Hay que recordar que se deberá contar con tabletas, cuyo costo más económico raya en los mil quinientos pesos cada una, que para un ejército de mil 400 promotores, implica una inversión de 2 millones 100 mil pesos.

También los “cándidos presidenciables” tendrán que gastar en por lo menos 20 oficinas estatales y una nacional, cuyo costo podría ser de unos 10 mil pesos por local, algo así como 200 mil pesos por mes; unos 7 mil de telefonía fija y 4 mil de telefonía móvil, es decir unos 211 mil pesos mensuales, que equivale 844 mil pesos por 4 meses de intensa campaña a lo que se sumará unos 400 mil pesos de gastos de gasolina y otros gastos.

Pero quizá el gasto mayor y conociendo los métodos tradicionales de la política que han pervertido los partidos políticos es que se le va a dar a cada ciudadano que otorgue su firma. Considerando que el PRI, PAN y PRD reparten sumas significativas de dádivas en cada proceso electoral, no sería extraño prácticas de compra de voluntades en este difícil reto de que los ciudadanos voluntariamente den su credencial de electoral, se dejen tomar una foto –ante tanto secuestro—y además firmen su apoyo al candidato, pese a la desconfianza ante tantos fraudes que se cometen a diario.

Si ese fuera el caso y si a ese ciudadano se le diera un apoyo mínimo de 100 pesos a cada uno. Tendríamos un costo de por lo menos 100 millones de pesos, para alcanzar la anhelada cifra de ciudadanos apoyando a un candidato independiente, cuyo gasto tendrá que ser ocultado por todos los medios y que jamás los órganos de fiscalización del INE los descubra, para evitar que su candidatura fuera negada.
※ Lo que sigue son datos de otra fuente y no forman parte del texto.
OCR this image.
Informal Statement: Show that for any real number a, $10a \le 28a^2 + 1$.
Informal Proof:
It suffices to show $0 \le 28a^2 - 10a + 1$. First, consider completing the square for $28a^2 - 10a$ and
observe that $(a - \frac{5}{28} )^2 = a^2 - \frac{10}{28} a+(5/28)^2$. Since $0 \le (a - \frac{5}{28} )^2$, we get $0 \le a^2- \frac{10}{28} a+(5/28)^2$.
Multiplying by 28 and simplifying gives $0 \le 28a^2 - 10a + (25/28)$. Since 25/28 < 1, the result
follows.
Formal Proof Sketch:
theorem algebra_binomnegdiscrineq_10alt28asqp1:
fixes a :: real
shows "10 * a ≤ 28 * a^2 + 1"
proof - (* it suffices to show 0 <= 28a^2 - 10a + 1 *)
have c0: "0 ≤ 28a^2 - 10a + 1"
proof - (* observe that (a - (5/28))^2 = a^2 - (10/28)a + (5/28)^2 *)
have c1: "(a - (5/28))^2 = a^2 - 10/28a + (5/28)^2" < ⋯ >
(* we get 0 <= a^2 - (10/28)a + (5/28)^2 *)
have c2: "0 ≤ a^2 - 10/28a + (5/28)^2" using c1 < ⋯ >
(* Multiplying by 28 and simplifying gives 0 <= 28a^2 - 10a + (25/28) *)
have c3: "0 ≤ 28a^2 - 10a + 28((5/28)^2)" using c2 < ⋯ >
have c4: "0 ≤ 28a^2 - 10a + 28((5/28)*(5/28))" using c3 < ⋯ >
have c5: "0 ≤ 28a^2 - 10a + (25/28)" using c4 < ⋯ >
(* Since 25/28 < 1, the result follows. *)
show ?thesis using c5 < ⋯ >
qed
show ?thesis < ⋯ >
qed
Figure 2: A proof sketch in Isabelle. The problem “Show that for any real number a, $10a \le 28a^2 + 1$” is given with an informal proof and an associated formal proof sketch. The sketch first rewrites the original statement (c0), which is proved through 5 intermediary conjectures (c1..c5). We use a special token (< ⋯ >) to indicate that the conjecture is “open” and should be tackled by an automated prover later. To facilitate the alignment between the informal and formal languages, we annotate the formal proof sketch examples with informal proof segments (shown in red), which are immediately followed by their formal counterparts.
En pocas palabras. El INE creó un marco de requisitos que difícilmente podrán cumplir los candidatos independientes y si los cumplen será porque precisamente no respetaron las reglas, pues de otro modo es imposible lograrlo. Vivimos la simulación de una democracia que se dice abierta a la participación ciudadana, pero que en realidad cierra cualquier posibilidad de que esto suceda en un libre juego democrático. Con ello las élites mantienen el control de proceso electoral y sobre todo el poder.